I need to write an algorithm that takes N points, and outputs all the possible 3-stars and triangles that are formed by the points. Here's an example for clarification.
Let N = 4, then I have 4 choose 2 = 6 distances, the set
{(0,1), (0,2), (0,3), (1,2), (1,3), (2,3)}
We define a 3-star as 3 distances that all share 1 index. For example {(0,1),(1,2),(1,3)} is a star, but {(0,1),(1,2),(2,3)} is not. A triangle is defined as three distances where the first and second, second and third, and third and first pairs share an index, for example {(0,1),(1,2),(0,2)}, but not {(0,1),(1,2),(1,3)}.
I need to take N and output a list of all such 3-stars, and all triangles. They can be in the same list or in different lists for the output.
Is there a fast way to do this? I'm using python, so have access to the pandas multi-index which I think may be useful.
So far I've tried using a very naive approach, where I just loop 6 variables through 1 to NC2 and use an indicator function to pick out all the triangles. I've also managed to pick out the 3-stars using multi-index:
edges = list(itertools.combinations(range(N),2))
mi = pd.MultiIndex.from_tuples(edges)
# all 3 pairs share 1 index
for i in range(c):
core = mi[i]
arr = np.bitwise_xor(mi.get_level_values(0) == core[0], mi.get_level_values(1) == core[1])
for (outer1, outer2) in itertools.combinations(mi[arr], 2):
if outer1[0] in outer2 or outer1[1] in outer2:
print(core, outer1, outer2)
But this duplicates each of the stars.
I'm sure there's a simple way to do this, but I just can't seem to get my head around it, so any help would be appreciated. Thanks
The stars are given by all permutations of 4 elements. The first element of the permutation is the centre of the star and the remaining 3 points are the outside of the star. You can eliminate the duplicates by ensuring that the last 3 elements of each permutation are in a given order (i.e. ascending order).

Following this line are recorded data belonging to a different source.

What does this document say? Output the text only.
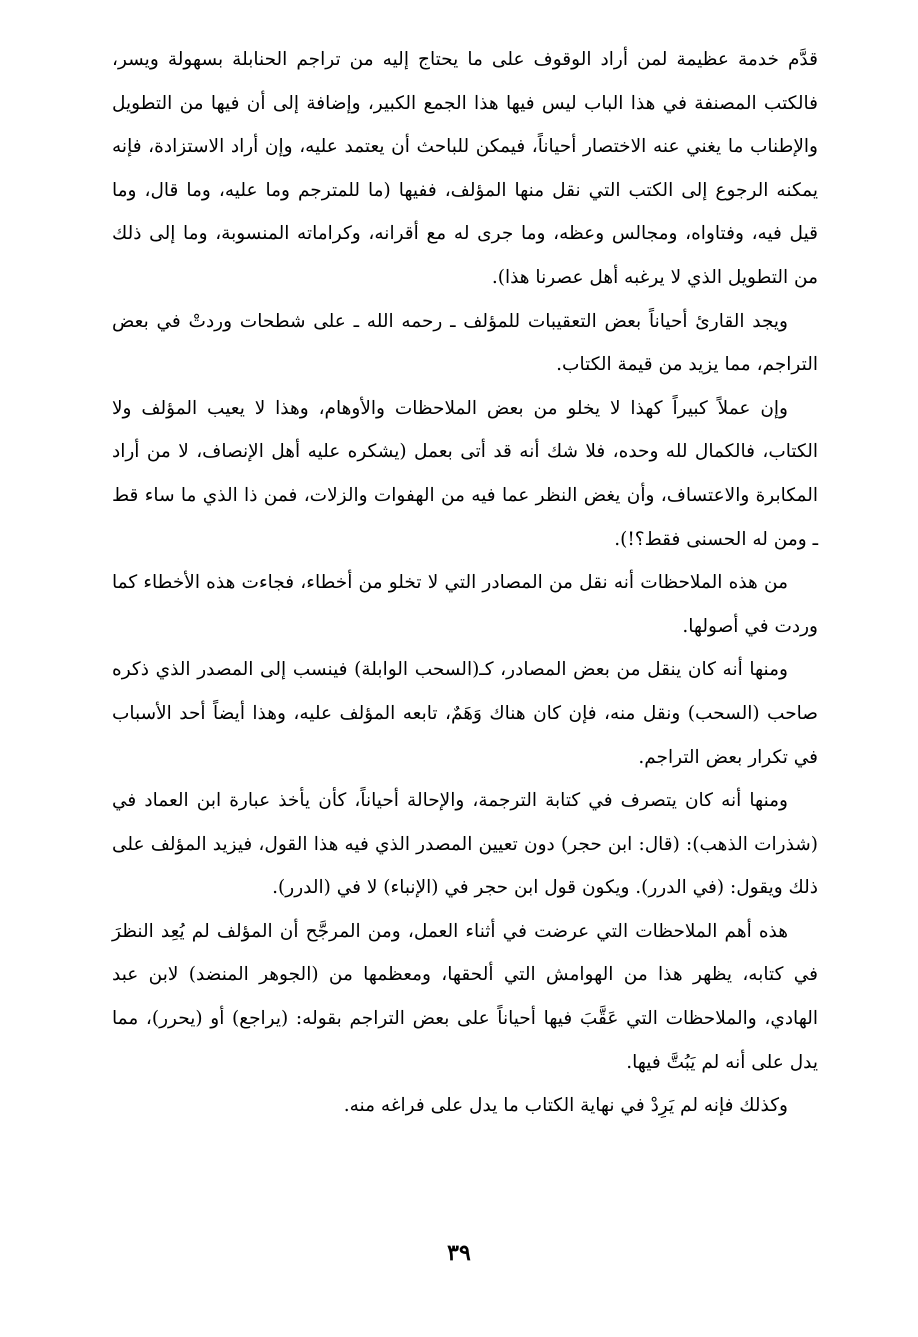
قدَّم خدمة عظيمة لمن أراد الوقوف على ما يحتاج إليه من تراجم الحنابلة بسهولة ويسر، فالكتب المصنفة في هذا الباب ليس فيها هذا الجمع الكبير، وإضافة إلى أن فيها من التطويل والإطناب ما يغني عنه الاختصار أحياناً، فيمكن للباحث أن يعتمد عليه، وإن أراد الاستزادة، فإنه يمكنه الرجوع إلى الكتب التي نقل منها المؤلف، ففيها (ما للمترجم وما عليه، وما قال، وما قيل فيه، وفتاواه، ومجالس وعظه، وما جرى له مع أقرانه، وكراماته المنسوبة، وما إلى ذلك من التطويل الذي لا يرغبه أهل عصرنا هذا).

ويجد القارئ أحياناً بعض التعقيبات للمؤلف ـ رحمه الله ـ على شطحات وردتْ في بعض التراجم، مما يزيد من قيمة الكتاب.

وإن عملاً كبيراً كهذا لا يخلو من بعض الملاحظات والأوهام، وهذا لا يعيب المؤلف ولا الكتاب، فالكمال لله وحده، فلا شك أنه قد أتى بعمل (يشكره عليه أهل الإنصاف، لا من أراد المكابرة والاعتساف، وأن يغض النظر عما فيه من الهفوات والزلات، فمن ذا الذي ما ساء قط ـ ومن له الحسنى فقط؟!).

من هذه الملاحظات أنه نقل من المصادر التي لا تخلو من أخطاء، فجاءت هذه الأخطاء كما وردت في أصولها.

ومنها أنه كان ينقل من بعض المصادر، كـ(السحب الوابلة) فينسب إلى المصدر الذي ذكره صاحب (السحب) ونقل منه، فإن كان هناك وَهَمٌ، تابعه المؤلف عليه، وهذا أيضاً أحد الأسباب في تكرار بعض التراجم.

ومنها أنه كان يتصرف في كتابة الترجمة، والإحالة أحياناً، كأن يأخذ عبارة ابن العماد في (شذرات الذهب): (قال: ابن حجر) دون تعيين المصدر الذي فيه هذا القول، فيزيد المؤلف على ذلك ويقول: (في الدرر). ويكون قول ابن حجر في (الإنباء) لا في (الدرر).

هذه أهم الملاحظات التي عرضت في أثناء العمل، ومن المرجَّح أن المؤلف لم يُعِد النظرَ في كتابه، يظهر هذا من الهوامش التي ألحقها، ومعظمها من (الجوهر المنضد) لابن عبد الهادي، والملاحظات التي عَقَّبَ فيها أحياناً على بعض التراجم بقوله: (يراجع) أو (يحرر)، مما يدل على أنه لم يَبُتَّ فيها.

وكذلك فإنه لم يَرِدْ في نهاية الكتاب ما يدل على فراغه منه.

٣٩
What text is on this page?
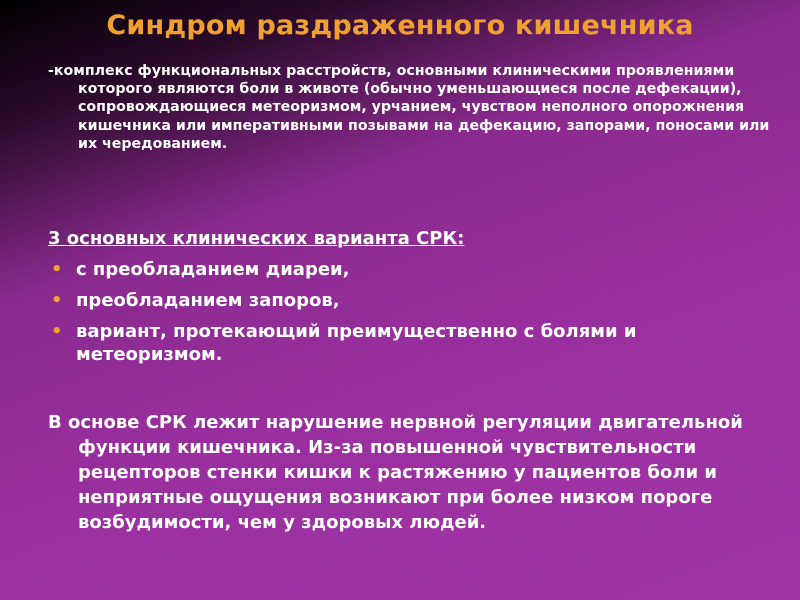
Синдром раздраженного кишечника
-комплекс функциональных расстройств, основными клиническими проявлениями которого являются боли в животе (обычно уменьшающиеся после дефекации), сопровождающиеся метеоризмом, урчанием, чувством неполного опорожнения кишечника или императивными позывами на дефекацию, запорами, поносами или их чередованием.
3 основных клинических варианта СРК:
• с преобладанием диареи,
• преобладанием запоров,
• вариант, протекающий преимущественно с болями и метеоризмом.
В основе СРК лежит нарушение нервной регуляции двигательной функции кишечника. Из-за повышенной чувствительности рецепторов стенки кишки к растяжению у пациентов боли и неприятные ощущения возникают при более низком пороге возбудимости, чем у здоровых людей.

The triangles are given by all combinations of 3 elements. The triangle is formed by joining the first to the second then second to third and, finally, third back to the first element.
Like this:
from itertools import permutations, combinations
N = 4
stars = [{(a, b), (a, c), (a, d)} for a, b, c, d in permutations(range(N), 4) if b < c < d]
triangles = [{(a, b), (b, c), (c, a)} for a, b, c in combinations(range(N), 3)]
The stars are:
[{(0, 1), (0, 2), (0, 3)},
{(1, 0), (1, 2), (1, 3)},
{(2, 0), (2, 1), (2, 3)},
{(3, 0), (3, 1), (3, 2)}]
The triangles are:
[{(0, 1), (1, 2), (2, 0)},
{(0, 1), (1, 3), (3, 0)},
{(0, 2), (2, 3), (3, 0)},
{(1, 2), (2, 3), (3, 1)}]
Or, equivalently, if you want to use combinations to generate the stars:
stars = [
{(w, x), (w, y), (w, z)}
for a, b, c, d in combinations(range(N), 4)
for w, x, y, z in (
(a, b, c, d),
(b, a, c, d),
(c, a, b, d),
(d, a, b, c),
)
]